The New L&D Operating Model
Typical of the emerging hybrid delivery model for L&D is a global financial services firm that created a project to explore which learning services were best delivered at the business unit level and which were best shared across the enterprise – and the organizational changes that were required to achieve this.
At this historically decentralized firm, both training staff and line managers believed that a great strength of training was its decentralization, its “closeness to the business.” At the same time, they found that such an embedded structure, without enterprise level vision, strategy, or planning, resulted in unacceptable duplication of effort, redundancy, and, therefore, cost inefficiency. They discovered innovative best practices existing in the business units, but no mechanism or structure to ensure that they were shared or leveraged across the company. They found virtually no enterprise level programs, services, or strategy to drive a unified employment brand or talent management approach that would help them meet their goal of becoming one of the “100 Best Companies to Work For.” As a result, they designed a new operating model with four key elements.
Business Unit Learning Services. Learning generalists, sourced from the business, were responsible for consulting with local business unit management, underswtanding human performance requirements, and translating those performance requirements into learning solutions.

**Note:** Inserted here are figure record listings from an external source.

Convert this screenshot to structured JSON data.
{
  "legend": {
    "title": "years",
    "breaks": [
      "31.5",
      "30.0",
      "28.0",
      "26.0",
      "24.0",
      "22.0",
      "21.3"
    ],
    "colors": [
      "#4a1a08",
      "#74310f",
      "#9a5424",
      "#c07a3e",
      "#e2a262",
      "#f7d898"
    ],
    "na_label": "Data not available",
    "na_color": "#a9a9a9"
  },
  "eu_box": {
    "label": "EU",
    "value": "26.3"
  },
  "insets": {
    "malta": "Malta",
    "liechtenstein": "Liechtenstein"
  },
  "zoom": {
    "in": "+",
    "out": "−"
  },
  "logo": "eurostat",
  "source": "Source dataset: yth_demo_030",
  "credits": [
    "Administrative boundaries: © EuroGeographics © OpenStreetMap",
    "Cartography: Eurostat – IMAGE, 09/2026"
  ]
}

Content Center of Excellence. A shared content center was responsible for design and development of customized learning solutions across the enterprise, organized by content portfolio (management development, sales, operations, etc.).
Shared Learning Services. A shared service center provided scale-driven administrative and infrastructure support services to the businesses (learner support, logistics, facilities, print/fulfillment, LMS support etc.).
Corporate Learning. A corporate center was responsible for providing learning strategies, frameworks, and programs that cut across the organization (e.g. leadership development, competency frameworks, etc.) and was also responsible for integration of learning with the HR and talent management functions and processes.
The client found that it could fund the establishment of the coprorate learning center with savings generated through shared services, and that additional dollars could be saved -- or reinvested -- by consolidating and reengineering training at the business unit level.